Los malos jueces son minoría, pero alcanzan para que la Argentina sea conocida por la impunidad que gozan sus poderosos. También lesionan la seguridad comercial, patrimonial, ambiental, tributaria, previsional. En la Justicia laboral fingen sensibilidad social, y en rigor destruyen empleo. Logran la percepción de “puerta giratoria” que beneficia a los delincuentes, que en realidad sufren la falta de un sistema especializado que focalice en la rehabilitación y limite las reincidencias. En síntesis, están en el origen de la inseguridad física y jurídica que demora nuestro despegue económico-social.
Mientras tanto, disfrutan de privilegios, exenciones impositivas y remuneraciones suculentas, malgastando recursos en burocracia e ineficiencias y haciendo inaceptable la relación costo-beneficio implícita del Poder Judicial.
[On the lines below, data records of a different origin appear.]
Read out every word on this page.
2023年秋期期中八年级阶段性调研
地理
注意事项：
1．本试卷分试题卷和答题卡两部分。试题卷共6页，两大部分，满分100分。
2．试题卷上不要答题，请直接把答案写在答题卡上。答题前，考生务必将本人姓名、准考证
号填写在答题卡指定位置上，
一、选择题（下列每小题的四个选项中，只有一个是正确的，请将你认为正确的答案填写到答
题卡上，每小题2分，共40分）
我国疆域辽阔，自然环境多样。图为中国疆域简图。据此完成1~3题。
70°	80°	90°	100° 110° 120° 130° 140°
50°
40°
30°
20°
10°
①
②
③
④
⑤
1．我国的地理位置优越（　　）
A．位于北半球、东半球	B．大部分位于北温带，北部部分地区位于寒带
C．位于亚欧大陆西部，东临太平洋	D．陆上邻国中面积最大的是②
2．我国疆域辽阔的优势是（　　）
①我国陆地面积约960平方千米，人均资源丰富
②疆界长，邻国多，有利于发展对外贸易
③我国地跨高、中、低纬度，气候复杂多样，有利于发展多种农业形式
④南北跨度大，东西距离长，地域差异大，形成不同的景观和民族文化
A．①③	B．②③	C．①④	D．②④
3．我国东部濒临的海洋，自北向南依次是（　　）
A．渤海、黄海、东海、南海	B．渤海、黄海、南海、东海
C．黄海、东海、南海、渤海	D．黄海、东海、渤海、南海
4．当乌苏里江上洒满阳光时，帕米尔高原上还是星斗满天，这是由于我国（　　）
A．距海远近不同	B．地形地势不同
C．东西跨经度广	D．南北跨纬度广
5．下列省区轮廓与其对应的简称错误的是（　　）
No sorprende que en los sondeos la Justicia aparezca con una imagen tan negativa.
Hace unos días, la Corte Suprema propuso encarar reformas insistiendo en la falta de recursos, la digitalización y otras cuestiones procesales u organizativas. Sin duda que muchos procedimientos inalterados desde el siglo XIX son mejorables. Ahora, el problema de la Justicia argentina es otro, es evidente, pero brilla por su ausencia en la agenda.
Un principio básico que subyace a las normas fundacionales de una república democrática es la igualdad de oportunidades. Así se construyen instituciones autónomas, que sitúan el interés general y la igualdad ante la ley por sobre el poder político o económico. El sistema de mérito materializa esto en la igualdad de acceso a la función pública. El ingreso por mérito propio genera funcionarios sin “padrinos”, promotores imparciales de la legalidad, porque están allí gracias a ella. Además, las escuelas funcionariales fomentan la idoneidad del artículo 16 de la Constitución Nacional, en sentido amplio -integridad, compromiso y competencia-, fortaleciendo la autonomía de criterio. En ningún estamento es esto más trascendente que en el Poder Judicial: sin jueces idóneos, autónomos e imparciales, sencillamente no hay Justicia.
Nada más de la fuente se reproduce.